Fabrication of a switchable nano-surface composed of acidic and basic block-polypeptides

We describe herein the fabrication of stimuli-responsive switchable nano-surfaces by using acidic and basic block-polypeptides. Two types of diblock-polypeptides, poly(γ-benzyl-l-glutamate)-block-poly(Nɛ-benzyloxycarbonyl(Z)-l-lysine) (PBLG-block-PZLL) and PZLL-block-PBLG, were first prepared by stepwise polymerization of N-carboxy anhydrides (NCAs) of γ-benzyl-l-glutamate and Nɛ-benzyloxycarbonyl-l-lysine from amino groups immobilized on gold surface.

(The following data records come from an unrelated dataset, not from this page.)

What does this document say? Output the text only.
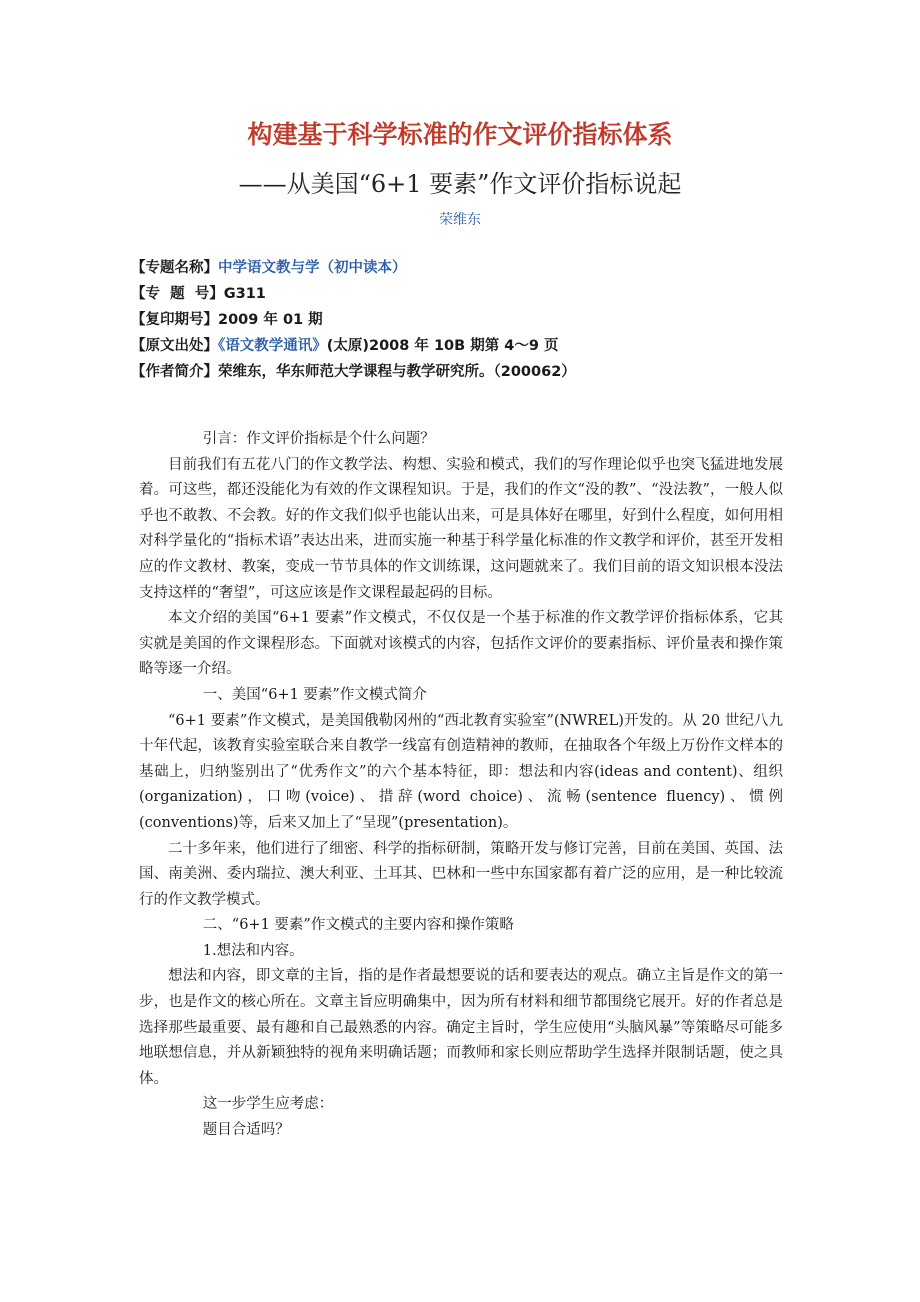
构建基于科学标准的作文评价指标体系
——从美国“6+1 要素”作文评价指标说起
荣维东
【专题名称】中学语文教与学（初中读本）
【专  题  号】G311
【复印期号】2009 年 01 期
【原文出处】《语文教学通讯》(太原)2008 年 10B 期第 4～9 页
【作者简介】荣维东，华东师范大学课程与教学研究所。（200062）

引言：作文评价指标是个什么问题？

目前我们有五花八门的作文教学法、构想、实验和模式，我们的写作理论似乎也突飞猛进地发展着。可这些，都还没能化为有效的作文课程知识。于是，我们的作文“没的教”、“没法教”，一般人似乎也不敢教、不会教。好的作文我们似乎也能认出来，可是具体好在哪里，好到什么程度，如何用相对科学量化的“指标术语”表达出来，进而实施一种基于科学量化标准的作文教学和评价，甚至开发相应的作文教材、教案，变成一节节具体的作文训练课，这问题就来了。我们目前的语文知识根本没法支持这样的“奢望”，可这应该是作文课程最起码的目标。

本文介绍的美国“6+1 要素”作文模式，不仅仅是一个基于标准的作文教学评价指标体系，它其实就是美国的作文课程形态。下面就对该模式的内容，包括作文评价的要素指标、评价量表和操作策略等逐一介绍。

一、美国“6+1 要素”作文模式简介

“6+1 要素”作文模式，是美国俄勒冈州的“西北教育实验室”(NWREL)开发的。从 20 世纪八九十年代起，该教育实验室联合来自教学一线富有创造精神的教师，在抽取各个年级上万份作文样本的基础上，归纳鉴别出了“优秀作文”的六个基本特征，即：想法和内容(ideas and content)、组织(organization)，口吻(voice)、措辞(word choice)、流畅(sentence fluency)、惯例(conventions)等，后来又加上了“呈现”(presentation)。

二十多年来，他们进行了细密、科学的指标研制，策略开发与修订完善，目前在美国、英国、法国、南美洲、委内瑞拉、澳大利亚、土耳其、巴林和一些中东国家都有着广泛的应用，是一种比较流行的作文教学模式。

二、“6+1 要素”作文模式的主要内容和操作策略

1.想法和内容。

想法和内容，即文章的主旨，指的是作者最想要说的话和要表达的观点。确立主旨是作文的第一步，也是作文的核心所在。文章主旨应明确集中，因为所有材料和细节都围绕它展开。好的作者总是选择那些最重要、最有趣和自己最熟悉的内容。确定主旨时，学生应使用“头脑风暴”等策略尽可能多地联想信息，并从新颖独特的视角来明确话题；而教师和家长则应帮助学生选择并限制话题，使之具体。

这一步学生应考虑：

题目合适吗？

Fourier transfer infrared and X-ray photoelectron spectroscopies analyses showed that the peptide layers obtained after polymerization of the first monomer, namely Au/PBLG or Au/PZLL, were rich in α-helix, and the average tilt angles of the helices from the surface normal were evaluated to be ca. 70° in both cases. In addition, the block polymerization on gold surface was found to cause a partial conversion of the peptide segments into β-sheet structure as well as an increase in film thickness. Subsequently, ionic diblock-peptides composed of poly(l-glutamic acid) and poly(l-lysine) were successfully prepared by removal of side chain protecting groups on gold surface. The surface properties such as wettability and charge distribution of these diblock-peptide nanofilms were found to be regulated by the conformation and ionized state of the outer peptide layer. These results should provide useful information to construct novel peptide-based nano-surfaces.